Telling the stories of the Anglican Church in Aotearoa, NZ and Polynesia

Pacific prayer app almost here

An innovative new Anglican prayer app designed with Pacific Christians in mind is on the cusp of release by the Common Life Liturgical Commission. Julanne Clarke-Morris goes behind the scenes for a peek at what's in store.

Julanne Clarke-Morris  |  01 Apr 2022  |

A new smartphone prayer app hosting the daily prayers from A New Zealand Prayer Book - He Karakia Mihinare o Aotearoa is on the verge of release as a free app on Google Play and the Apple App Store.

The Common Life Liturgical Commission’s ‘Tuia’ prayer app, funded by St John’s College Trust, will be the first south Pacific-made smartphone prayer resource to enter the worldwide prayer app scene. 

Around the world, smartphone users increasingly live in virtual worlds delivered by software applications(apps) that feature everything from interactive games to old-fashioned news content and a host of online social and content sharing spaces.

A wide range of daily prayer apps have grown up with the new technology, but most are fashioned for North American or UK Christians and as a result speak into their seasons, their churches, their nations and their concerns.

Setting off closer to home, the ‘Tuia’ app has been designed to look and feel more like Aotearoa, New Zealand and Polynesia and its themes spring from some of the images and ideas that shape how we live the Gospel on our Pacific shores today.

Rev Stephen Black has been Tuia project manager since 2018. With a background in IT, publishing and ministry education, Stephen says the new app will be a great resource for encouraging private and corporate prayer. 

"Anyone with a device can download this app for free, thanks to St John’s College Trust and the Common Life Liturgical Commission.”

“Through Tuia any one of us will be able connect with our Anglican tradition, our tikanga, and our missional aspirations whereever we go. Tuia not only helps us develop our relationship with God through prayer and Scripture-reading, but also connects us to Christian community through shared prayer features.”

Stephen Black sees the new app as a great tool for chaplains and mobile worship leaders such as archdeacons, multi-church clergy, rural deans, minita-a-iwi, minita-a-whānau and ministry educators – and not only amongst the digital generations. 

“With a range of Bible translations, te reo Māori, English and Samoan texts, the Examen, and the Revised Common Lectionary the app gives leaders loads of flexibility without filling our cars up with books or dragging boxes around schools. On top of that it adds in prayers on social justice and mission themes and content from 'For All the Saints' too."

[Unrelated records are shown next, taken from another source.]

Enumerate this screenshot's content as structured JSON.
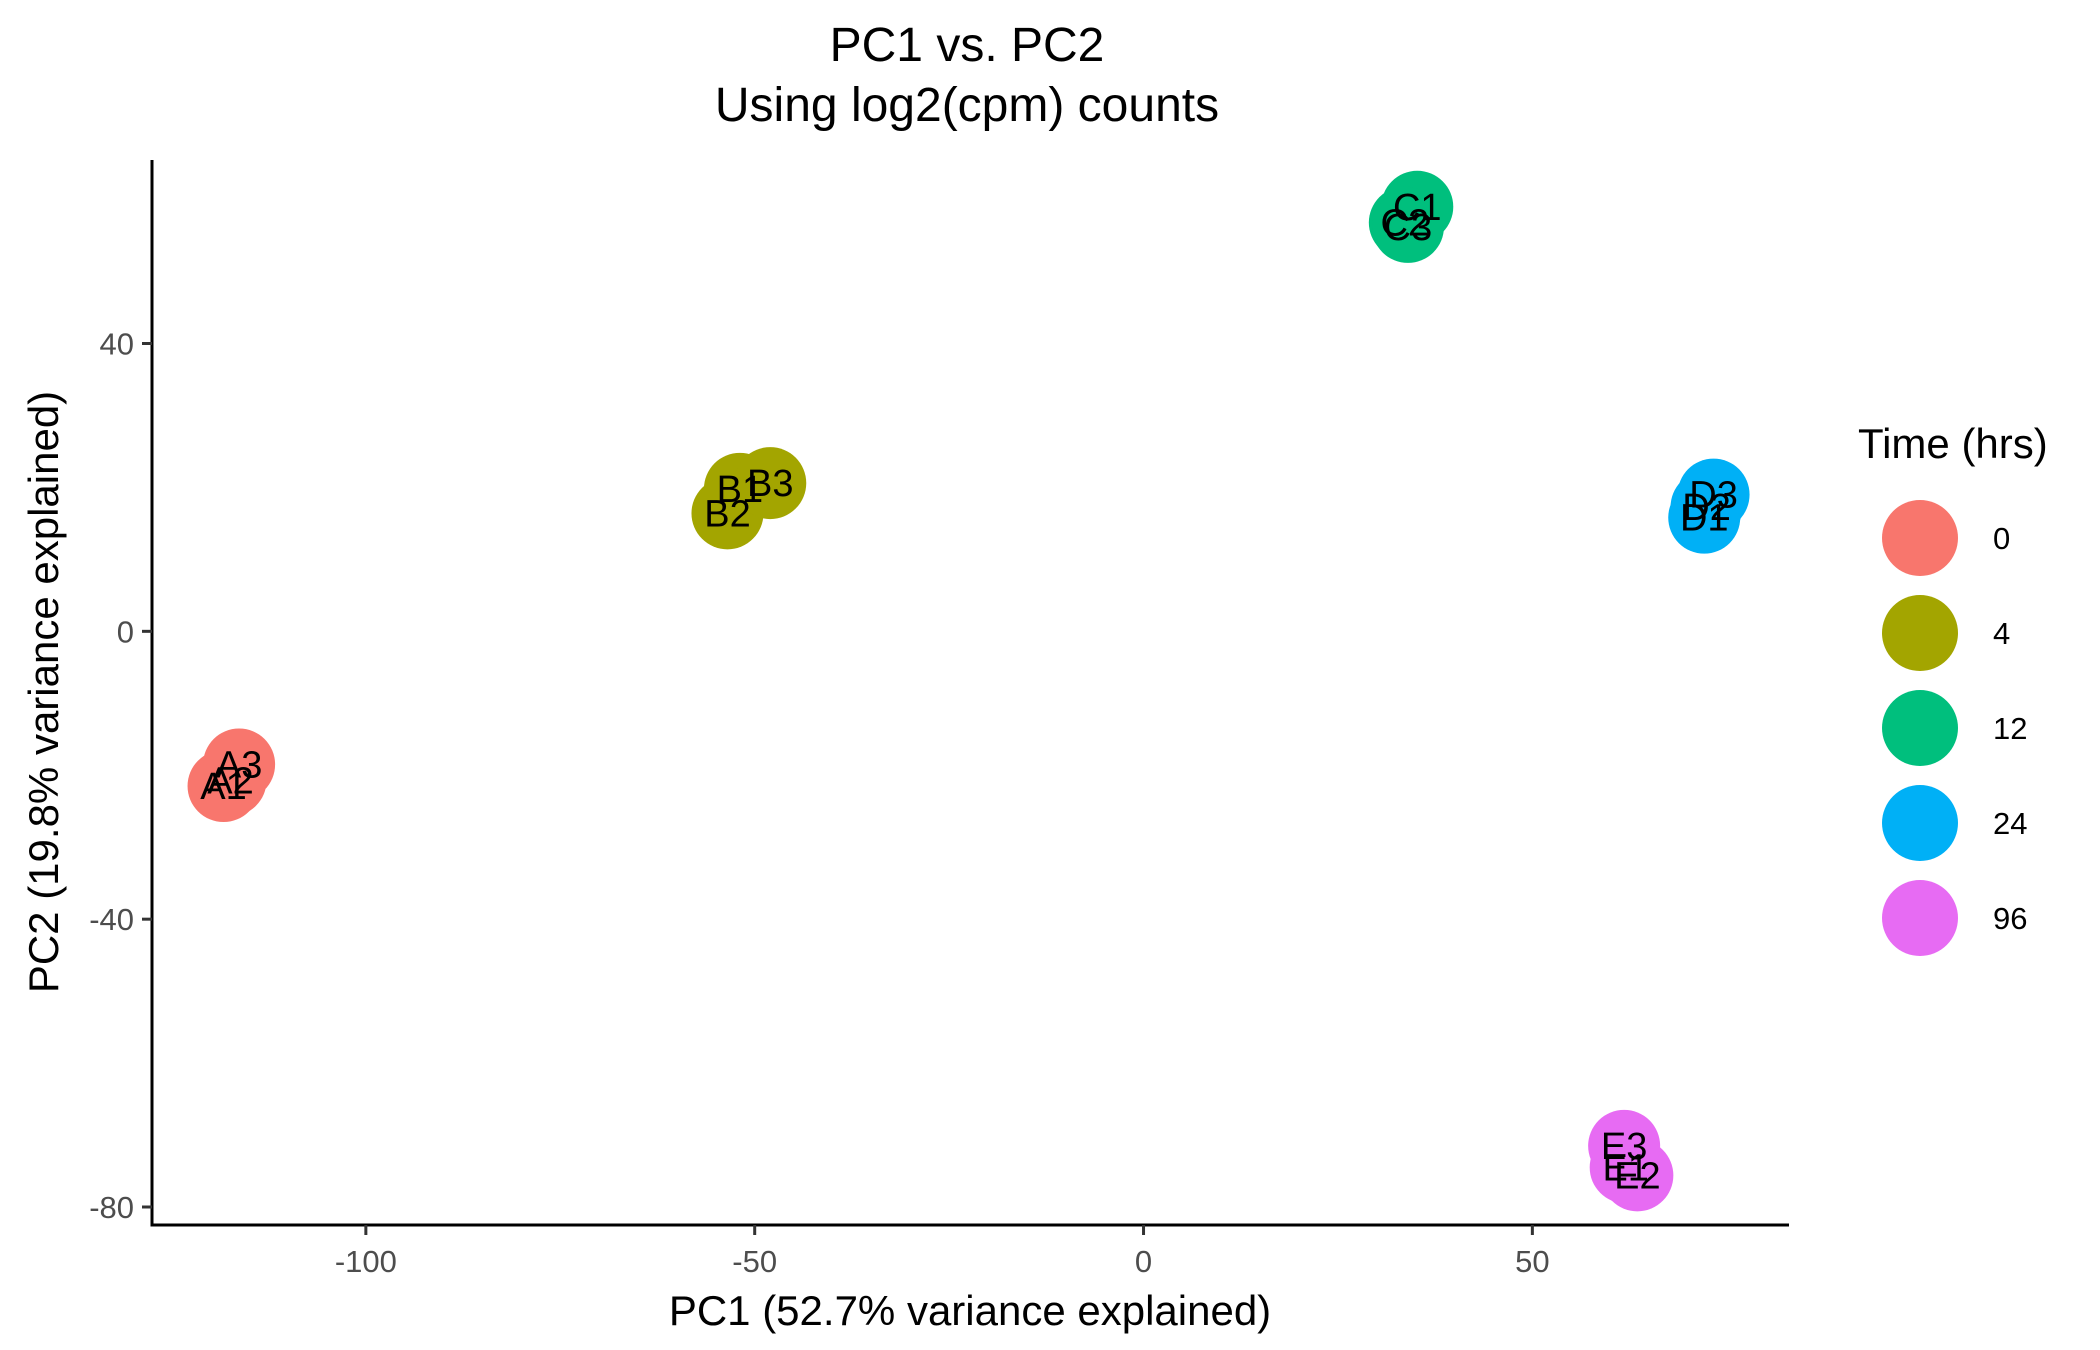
{
  "chart_data": {
    "type": "scatter",
    "title": "PC1 vs. PC2",
    "subtitle": "Using log2(cpm) counts",
    "xlabel": "PC1 (52.7% variance explained)",
    "ylabel": "PC2 (19.8% variance explained)",
    "xlim": [
      -127.5,
      83
    ],
    "ylim": [
      -82.5,
      65.5
    ],
    "xticks": [
      -100,
      -50,
      0,
      50
    ],
    "yticks": [
      -80,
      -40,
      0,
      40
    ],
    "grid": false,
    "legend": {
      "title": "Time (hrs)",
      "position": "right",
      "entries": [
        {
          "label": "0",
          "color": "#F8766D"
        },
        {
          "label": "4",
          "color": "#A3A500"
        },
        {
          "label": "12",
          "color": "#00BF7D"
        },
        {
          "label": "24",
          "color": "#00B0F6"
        },
        {
          "label": "96",
          "color": "#E76BF3"
        }
      ]
    },
    "points": [
      {
        "label": "A1",
        "group": "0",
        "x": -118.3,
        "y": -21.5
      },
      {
        "label": "A2",
        "group": "0",
        "x": -117.4,
        "y": -20.7
      },
      {
        "label": "A3",
        "group": "0",
        "x": -116.3,
        "y": -18.5
      },
      {
        "label": "B1",
        "group": "4",
        "x": -51.9,
        "y": 19.8
      },
      {
        "label": "B2",
        "group": "4",
        "x": -53.5,
        "y": 16.4
      },
      {
        "label": "B3",
        "group": "4",
        "x": -48.0,
        "y": 20.6
      },
      {
        "label": "C1",
        "group": "12",
        "x": 35.2,
        "y": 59.0
      },
      {
        "label": "C2",
        "group": "12",
        "x": 33.6,
        "y": 56.8
      },
      {
        "label": "C3",
        "group": "12",
        "x": 34.0,
        "y": 56.2
      },
      {
        "label": "D1",
        "group": "24",
        "x": 72.1,
        "y": 15.8
      },
      {
        "label": "D2",
        "group": "24",
        "x": 72.4,
        "y": 17.3
      },
      {
        "label": "D3",
        "group": "24",
        "x": 73.3,
        "y": 19.0
      },
      {
        "label": "E1",
        "group": "96",
        "x": 62.0,
        "y": -74.5
      },
      {
        "label": "E2",
        "group": "96",
        "x": 63.5,
        "y": -75.6
      },
      {
        "label": "E3",
        "group": "96",
        "x": 61.8,
        "y": -71.5
      }
    ]
  }
}
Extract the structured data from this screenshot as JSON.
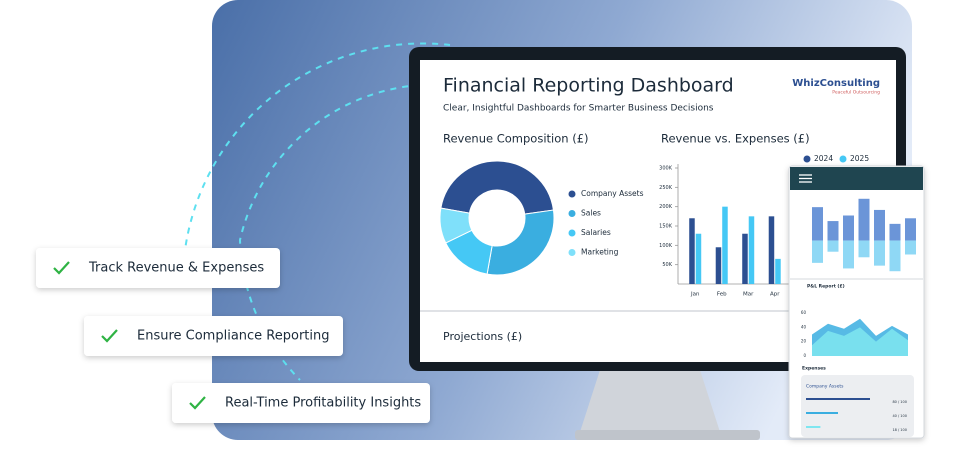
{
  "callouts": [
    "Track Revenue & Expenses",
    "Ensure Compliance Reporting",
    "Real-Time Profitability Insights"
  ],
  "dashboard": {
    "title": "Financial Reporting Dashboard",
    "subtitle": "Clear, Insightful Dashboards for Smarter Business Decisions",
    "logo": {
      "name": "WhizConsulting",
      "tagline": "Peaceful Outsourcing"
    },
    "projections_label": "Projections (£)"
  },
  "chart_data": [
    {
      "type": "donut",
      "title": "Revenue Composition (£)",
      "categories": [
        "Company Assets",
        "Sales",
        "Salaries",
        "Marketing"
      ],
      "values": [
        45,
        30,
        15,
        10
      ],
      "colors": [
        "#2c4f91",
        "#3aaee0",
        "#45c8f5",
        "#7fe0fa"
      ]
    },
    {
      "type": "bar",
      "title": "Revenue vs. Expenses (£)",
      "categories": [
        "Jan",
        "Feb",
        "Mar",
        "Apr"
      ],
      "series": [
        {
          "name": "2024",
          "color": "#2c4f91",
          "values": [
            170000,
            95000,
            130000,
            175000
          ]
        },
        {
          "name": "2025",
          "color": "#45c8f5",
          "values": [
            130000,
            200000,
            175000,
            65000
          ]
        }
      ],
      "ylim": [
        0,
        300000
      ],
      "yticks": [
        {
          "value": 50000,
          "label": "50K"
        },
        {
          "value": 100000,
          "label": "100K"
        },
        {
          "value": 150000,
          "label": "150K"
        },
        {
          "value": 200000,
          "label": "200K"
        },
        {
          "value": 250000,
          "label": "250K"
        },
        {
          "value": 300000,
          "label": "300K"
        }
      ]
    },
    {
      "type": "diverging-bar",
      "series": [
        {
          "color": "#6b95d8",
          "values": [
            60,
            35,
            45,
            75,
            55,
            30,
            40
          ]
        },
        {
          "color": "#8fd8f5",
          "values": [
            -40,
            -20,
            -50,
            -30,
            -45,
            -55,
            -25
          ]
        }
      ],
      "ylim": [
        -60,
        80
      ]
    },
    {
      "type": "area",
      "title": "P&L Report (£)",
      "series": [
        {
          "color": "#3aaee0",
          "values": [
            30,
            45,
            38,
            52,
            28,
            42,
            30
          ]
        },
        {
          "color": "#7fe6f0",
          "values": [
            15,
            35,
            28,
            40,
            20,
            38,
            22
          ]
        }
      ],
      "ylim": [
        0,
        60
      ],
      "yticks": [
        0,
        20,
        40,
        60
      ]
    },
    {
      "type": "progress",
      "title": "Expenses",
      "subtitle": "Company Assets",
      "xlim": [
        0,
        100
      ],
      "values": [
        80,
        40,
        18
      ],
      "value_labels": [
        "80 / 100",
        "40 / 100",
        "18 / 100"
      ],
      "colors": [
        "#2c4f91",
        "#3aaee0",
        "#7fe6f0"
      ]
    }
  ]
}
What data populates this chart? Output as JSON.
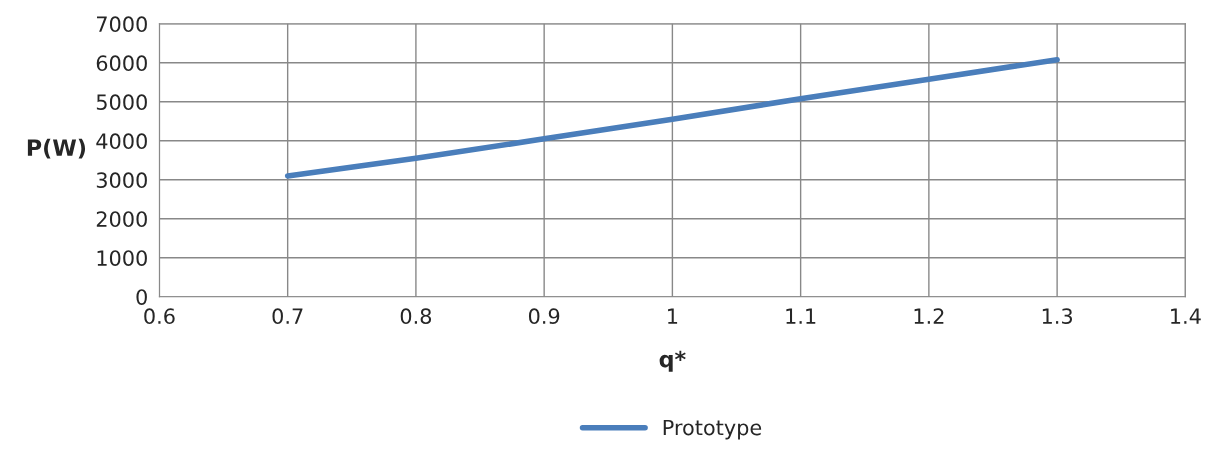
{
  "chart_data": {
    "type": "line",
    "xlabel": "q*",
    "ylabel": "P(W)",
    "x": [
      0.7,
      0.8,
      0.9,
      1.0,
      1.1,
      1.2,
      1.3
    ],
    "series": [
      {
        "name": "Prototype",
        "color": "#4a7ebb",
        "values": [
          3100,
          3550,
          4050,
          4550,
          5080,
          5580,
          6080
        ]
      }
    ],
    "xlim": [
      0.6,
      1.4
    ],
    "xticks": [
      0.6,
      0.7,
      0.8,
      0.9,
      1,
      1.1,
      1.2,
      1.3,
      1.4
    ],
    "ylim": [
      0,
      7000
    ],
    "yticks": [
      0,
      1000,
      2000,
      3000,
      4000,
      5000,
      6000,
      7000
    ],
    "grid": true,
    "legend": "bottom",
    "marker": "none",
    "line_style": "solid"
  }
}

The Tuia app offers five visual ‘themes’ created by Aotearoa-based graphic designers Tori Veysey and Mai Lander, which take their inspiration from the Anglican Communion’s Five Marks of Mission.

The five themes are: Kaitiaki-Guardian (of Creation), Kaiwhakatere - Wayfinder (toward justice), Pononga - Servant, Kaikauhau i te Rongopai - Evangelist, and Kaiwhakaako - Teacher.

The Tuia planning group, which drew in the skills of Natalie Kennaugh, Shenella Tu’ilotolava, Rev Caroline Chambers-Torovugalei, Rev Canon Christopher Douglas-Huriwai and Archdeacon Michael Tamihere chose the name ‘Tuia’ to emphasise the power of shared prayer to build bonds of love between those who pray.

The word “Tuia” leads a well-known line in the liturgy of the Eucharist - Te Hākari Tapu on Page 488 of the NZ Prayer Book - He Karakia Mihinare o Aotearoa. It reads: “Tui, tui, tuituia mātou,” or in English, “Weave, weave, stitch and bind us together.”

Right now, the final stages of development for the Tuia app rollout in the Apple app store are underway at Berry Hill IT in Mosgiel, where main developer Benjamin Brock-Smith – a former Dunedin Diocesan children and families’ facilitator – works with his staff team on this last leg toward completion.

Taonga will return for an in-depth look at the new app when Tuia is ready to launch.